ISLANDIA
By Austen Tappan Wright © 1942
Published by Farrar & Rhinehart; Hardcover, 1013 pp
This lengthy story covers a short time in the life of a privileged young man who forms a friendship at Harvard with another student from Islandia in 1905. John Lang of New England and Dorn of Islandia cement a friendship reminiscent of the male bonding of classics. After spending a summer together on Cape Cod, Lang has learned enough Islandian from Dorn and by studying on his own to secure a job as consul to the nation that occupies the southern coast of a continent whose nearest land mass would be Antarctica — if it existed. Endpapers in the original edition enable the reader to be oriented.
What Lang discovers in the idealized agrarian, humanist society alters him profoundly. So does his passionate love for a woman who, in the time period of the novel, would have been extraordinary, if only slightly less so today. He is befriended without prejudice by some very interesting characters of both sexes and all ages as he travels through the country he is charged with influencing in favor of foreign trade.
He narrates not only his adventures and minute observations of customs and landscape, flora and fauna, but his reactions to all of them. At once he reveals himself as an introverted, intelligent, compassionate, incredibly observant young man who might better have found himself at Brook Farm than Harvard, it seems. Thoreau’s ghost is a faint, benign presence through discussions of the desirability of “simplicity” in social structures.

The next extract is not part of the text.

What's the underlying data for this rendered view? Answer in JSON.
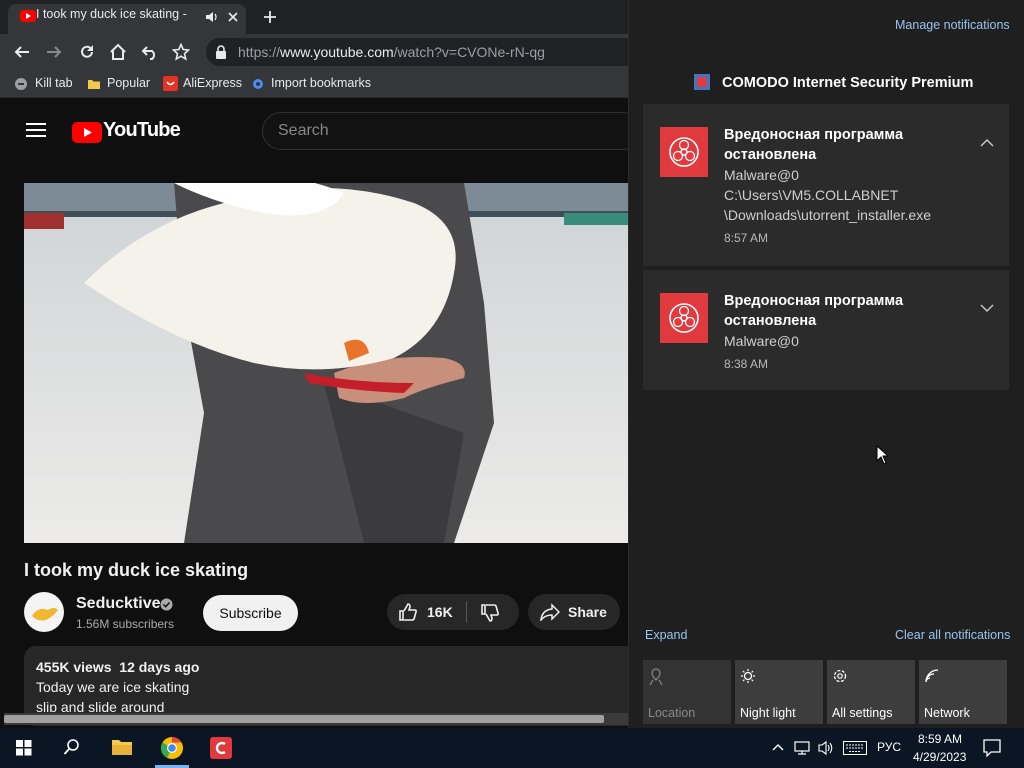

Sections read like poetic romance, others like adventure, some like fantasy of the best and most convincing kind, some like philosophy. The pace varies much in the way one’s daily experience might in a place where the only means of transport are one’s own legs, horses, or boats without motors. The reader is fully immersed in a complete new life in a very few pages, and by the last of over a thousand, has been in some way imprinted.